"Hubungan tanpa restu orang tua memang menjadi masalah utama. Tapi, bukankah setiap permasalahan itu akan menemukan penyelesaiannya?"
☆☆☆
Halangan dan hambatan dari kedua orang tua masing-masing tak menyurutkan semangat serta impian Rengganis dan Adi untuk mencapai tujuan mereka. Pernikahan, ya itu adalah tujuan utama keduanya. Tak peduli hujan badai menghadang mereka berjanji akan tetap bertahan. Baik Adi maupun Rengganis memang sudah sangat jarang bertemu, tapi komunikasi di antara keduanya masih ramai lancar seperti jalan tol tanpa lubang.
Adi yang akhir-akhir ini disibukkan dengan usaha yang dia rintis sejak empat tahun lalu, dan Rengganis yang juga sibuk melakoni profesinya yang sudah sekitar satu tahun ini dia geluti. Namun, disela-sela kesibukan masing-masing mereka selalu menyempatkan waktu untuk mencari cara dan bukti-bukti agar hubungan mereka bisa direstui.
"Bagaimana apakah sudah dikirim?" tanya Adi pada seseorang di seberang sana.
"Sudah, Pak," jawabnya.
"Ok, bagus. Terima kasih," ujar Adi lalu menutup panggilannya.
Dengan senyum penuh percaya diri dia menatap wajah manis Rengganis yang terpampang apik di wallpaper handphone. "Sebentar lagi kita akan bersatu," gumamnya.
Terhitung sudah sekitar satu minggu Adi selalu mengirimkan bingkisan berupa berbagai macam makanan, kepada kedua orang tua Rengganis yang kini tinggal di Jawa. Hanya cara itulah yang bisa Adi lakukan sebelum dia benar-benar menemukan bukti akurat yang bisa mematahkan asumsi kedua orang tuanya yang begitu kolot.
Pasundan adalah kota kelahiran Rengganis. Darah Sunda begitu kental dan melekat pada keluarganya. Namun, mereka terpaksa harus pindah beberapa waktu karena urusan bisnis keluarga. Rengganis menolak dan tidak menerima kepindahan kedua orang tuanya maka dari itu setelah dia lulus SMA dia memutuskan untuk merantau ke Ibu Kota.
Baik Asep maupun Asih keduanya sama-sama tak setuju namun hal itu tak membuat Rengganis gentar dan patah arang. Dengan bermodalkan nekad serta uang pas-pasan akhirnya dia sampai di Jakarta. Beruntung, dia bertemu dengan seseorang yang baik dan mau membantunya mencari pekerjaan serta tempat tinggal. Rahmah, ya dialah orang yang begitu berjasa bagi Rengganis.

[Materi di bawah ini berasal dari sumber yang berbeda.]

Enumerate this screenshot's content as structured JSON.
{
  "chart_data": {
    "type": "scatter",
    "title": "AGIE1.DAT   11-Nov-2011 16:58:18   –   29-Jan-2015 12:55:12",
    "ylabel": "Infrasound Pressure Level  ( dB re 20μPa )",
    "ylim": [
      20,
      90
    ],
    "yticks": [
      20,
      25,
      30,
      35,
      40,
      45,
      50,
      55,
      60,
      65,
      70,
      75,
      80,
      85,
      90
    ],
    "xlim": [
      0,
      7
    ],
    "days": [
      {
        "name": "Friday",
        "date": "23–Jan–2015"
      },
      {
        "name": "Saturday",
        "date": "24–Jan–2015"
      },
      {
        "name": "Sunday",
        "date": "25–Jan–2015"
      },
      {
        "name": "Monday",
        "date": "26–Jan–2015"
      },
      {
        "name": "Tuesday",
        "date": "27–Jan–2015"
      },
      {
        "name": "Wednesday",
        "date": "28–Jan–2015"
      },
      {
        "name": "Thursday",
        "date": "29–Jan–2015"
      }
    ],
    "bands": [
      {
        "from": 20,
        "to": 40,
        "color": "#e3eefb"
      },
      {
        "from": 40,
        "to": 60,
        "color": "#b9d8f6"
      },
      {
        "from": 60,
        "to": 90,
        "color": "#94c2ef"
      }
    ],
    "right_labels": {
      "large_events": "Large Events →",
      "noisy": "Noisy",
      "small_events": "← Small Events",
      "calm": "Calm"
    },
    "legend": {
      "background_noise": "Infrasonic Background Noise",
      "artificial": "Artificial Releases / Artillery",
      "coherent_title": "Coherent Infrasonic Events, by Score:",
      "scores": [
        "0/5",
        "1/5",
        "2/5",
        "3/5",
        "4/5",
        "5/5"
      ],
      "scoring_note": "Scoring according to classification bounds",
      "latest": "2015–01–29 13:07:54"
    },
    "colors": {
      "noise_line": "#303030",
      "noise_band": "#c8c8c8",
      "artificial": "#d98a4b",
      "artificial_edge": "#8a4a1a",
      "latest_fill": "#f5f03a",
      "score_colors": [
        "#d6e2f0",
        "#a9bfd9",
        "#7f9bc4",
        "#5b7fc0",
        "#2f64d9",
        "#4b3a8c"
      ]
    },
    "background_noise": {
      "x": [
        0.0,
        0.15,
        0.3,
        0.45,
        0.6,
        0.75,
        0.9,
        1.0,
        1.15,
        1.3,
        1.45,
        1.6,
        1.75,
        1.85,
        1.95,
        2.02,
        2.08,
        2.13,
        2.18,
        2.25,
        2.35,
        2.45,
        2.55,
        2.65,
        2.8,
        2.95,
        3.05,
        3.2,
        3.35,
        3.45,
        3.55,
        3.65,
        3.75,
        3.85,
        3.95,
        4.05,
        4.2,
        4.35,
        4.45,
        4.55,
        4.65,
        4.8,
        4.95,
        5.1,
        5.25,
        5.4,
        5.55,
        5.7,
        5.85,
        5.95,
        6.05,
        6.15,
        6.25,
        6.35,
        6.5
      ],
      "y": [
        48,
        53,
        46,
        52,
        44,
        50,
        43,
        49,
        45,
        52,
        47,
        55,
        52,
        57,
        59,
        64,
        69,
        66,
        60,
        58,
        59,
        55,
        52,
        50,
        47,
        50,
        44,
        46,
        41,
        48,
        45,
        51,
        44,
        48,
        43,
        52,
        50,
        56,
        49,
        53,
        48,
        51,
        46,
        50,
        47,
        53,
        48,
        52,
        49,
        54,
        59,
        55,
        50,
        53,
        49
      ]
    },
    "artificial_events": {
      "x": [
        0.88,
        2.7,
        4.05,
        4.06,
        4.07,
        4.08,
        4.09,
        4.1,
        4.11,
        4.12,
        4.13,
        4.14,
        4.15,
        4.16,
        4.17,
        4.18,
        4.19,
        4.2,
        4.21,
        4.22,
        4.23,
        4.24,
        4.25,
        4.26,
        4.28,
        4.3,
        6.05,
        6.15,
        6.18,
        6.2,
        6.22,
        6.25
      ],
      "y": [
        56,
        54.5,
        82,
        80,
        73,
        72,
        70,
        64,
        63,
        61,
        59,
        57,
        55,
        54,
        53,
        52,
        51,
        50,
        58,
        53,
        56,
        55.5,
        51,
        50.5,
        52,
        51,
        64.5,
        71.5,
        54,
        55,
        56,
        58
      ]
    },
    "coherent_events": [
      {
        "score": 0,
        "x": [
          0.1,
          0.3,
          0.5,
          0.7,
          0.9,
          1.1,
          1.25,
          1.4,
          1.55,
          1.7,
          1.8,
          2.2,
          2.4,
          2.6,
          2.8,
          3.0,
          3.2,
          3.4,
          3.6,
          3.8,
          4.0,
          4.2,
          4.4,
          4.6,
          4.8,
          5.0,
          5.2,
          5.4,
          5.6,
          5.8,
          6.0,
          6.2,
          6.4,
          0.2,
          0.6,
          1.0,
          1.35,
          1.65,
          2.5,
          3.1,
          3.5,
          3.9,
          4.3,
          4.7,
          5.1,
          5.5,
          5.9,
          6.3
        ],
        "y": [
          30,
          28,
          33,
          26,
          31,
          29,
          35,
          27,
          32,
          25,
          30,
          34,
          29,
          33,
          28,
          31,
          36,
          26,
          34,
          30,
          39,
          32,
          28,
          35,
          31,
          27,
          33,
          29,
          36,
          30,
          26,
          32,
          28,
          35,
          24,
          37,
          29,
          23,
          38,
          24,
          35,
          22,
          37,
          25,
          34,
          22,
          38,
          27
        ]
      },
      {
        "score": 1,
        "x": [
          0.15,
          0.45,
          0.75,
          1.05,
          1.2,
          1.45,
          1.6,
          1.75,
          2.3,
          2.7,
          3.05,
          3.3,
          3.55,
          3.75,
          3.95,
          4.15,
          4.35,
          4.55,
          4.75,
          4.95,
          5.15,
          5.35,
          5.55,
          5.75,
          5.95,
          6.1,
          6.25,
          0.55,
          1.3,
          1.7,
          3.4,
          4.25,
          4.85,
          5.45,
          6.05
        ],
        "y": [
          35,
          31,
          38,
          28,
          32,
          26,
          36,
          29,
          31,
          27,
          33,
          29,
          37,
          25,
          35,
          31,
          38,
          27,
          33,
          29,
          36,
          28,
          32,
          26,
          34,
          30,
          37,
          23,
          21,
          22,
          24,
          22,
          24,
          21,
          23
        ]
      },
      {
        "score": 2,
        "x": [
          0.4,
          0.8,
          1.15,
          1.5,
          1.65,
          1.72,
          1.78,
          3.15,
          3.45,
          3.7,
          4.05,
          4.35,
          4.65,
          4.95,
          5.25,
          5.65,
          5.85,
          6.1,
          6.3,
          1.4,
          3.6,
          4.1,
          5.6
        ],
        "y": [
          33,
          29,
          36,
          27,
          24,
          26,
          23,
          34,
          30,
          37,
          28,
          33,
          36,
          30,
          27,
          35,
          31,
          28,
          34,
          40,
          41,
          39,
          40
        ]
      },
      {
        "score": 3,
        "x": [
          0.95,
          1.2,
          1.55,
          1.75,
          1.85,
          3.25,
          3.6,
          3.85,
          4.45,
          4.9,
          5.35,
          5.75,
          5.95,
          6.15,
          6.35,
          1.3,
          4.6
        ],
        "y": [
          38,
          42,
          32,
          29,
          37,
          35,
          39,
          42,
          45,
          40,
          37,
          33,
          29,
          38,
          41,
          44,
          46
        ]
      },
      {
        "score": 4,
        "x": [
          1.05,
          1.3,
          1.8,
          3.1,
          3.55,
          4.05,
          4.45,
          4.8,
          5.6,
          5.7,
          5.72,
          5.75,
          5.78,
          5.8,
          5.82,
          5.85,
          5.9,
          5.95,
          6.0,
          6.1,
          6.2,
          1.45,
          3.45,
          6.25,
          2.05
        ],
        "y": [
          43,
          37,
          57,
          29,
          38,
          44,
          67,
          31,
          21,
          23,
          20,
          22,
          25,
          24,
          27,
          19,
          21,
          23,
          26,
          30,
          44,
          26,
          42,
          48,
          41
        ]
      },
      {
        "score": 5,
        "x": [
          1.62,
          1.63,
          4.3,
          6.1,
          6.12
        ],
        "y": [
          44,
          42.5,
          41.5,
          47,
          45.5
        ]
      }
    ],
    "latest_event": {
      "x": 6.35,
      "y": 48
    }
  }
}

Dia jarang menghubungi kedua orang tuanya karena takut mereka akan memarahi dan menyuruh dia untuk ikut tinggal di Jawa. Namun, dua minggu yang lalu tepatnya pada saat Adi datang dalam hidupnya dan terang-terangan mengajak dia menikah, dia memberanikan diri untuk menemui kedua orang tuanya lagi. Hanya untuk meminta doa dan restu namun ternyata dua hal itu tak Rengganis dapatkan. Malah penolakanlah yang dia terima.
Deringan di ponsel membangunkan Adi dari lamunan panjang tentang sang gadis pujaan. "Panjang umur," ucapnya saat nama Rengganislah yang tertera apik di layar datar pintar tersebut.
"Assalamualaikum, Mas." Salam lembut dari suara Rengganis selalu mampu membius Adi.
"Wa'alaikumussalam, ada apa? Kangen yah," godanya dengan suara yang sengaja dibuat-buat.
Di seberang sana Rengganis tersipu malu dan menjauhkan telepon genggamnya jauh-jauh hanya untuk sekadar mengembuskan napas. "Apa, Mas yang mengirim parsel makanan dan buah-buahan ke rumah Abah?" tanya Rengganis tanpa mau repot-repot menjawab pertanyaan tak bermutu kekasihnya.
"Iya, kenapa emang?" jawab Adi dengan embel-embel sebuah pertanyan.
Terdengar helaan napas di ujung sana. "Abah marah besar dan mengembalikan semuanya ke rumah Bapak sama Ibu kamu, Mas," tuturnya begitu tak enak hati.
KAMU SEDANG MEMBACA
Cinta Terikat Adat | OPEN PRE ORDER
RomanceOPEN PRE ORDER BERLANGSUNG SAMPAI TANGGAL 15 DESEMBER 2019 Cerita ini berkisah tentang sepasang anak manusia yang saling mencintai namun terhalang oleh adat dan budaya yang keluarganya junjung tinggi. Dua adat yang saling bertolak belakang menjadi p...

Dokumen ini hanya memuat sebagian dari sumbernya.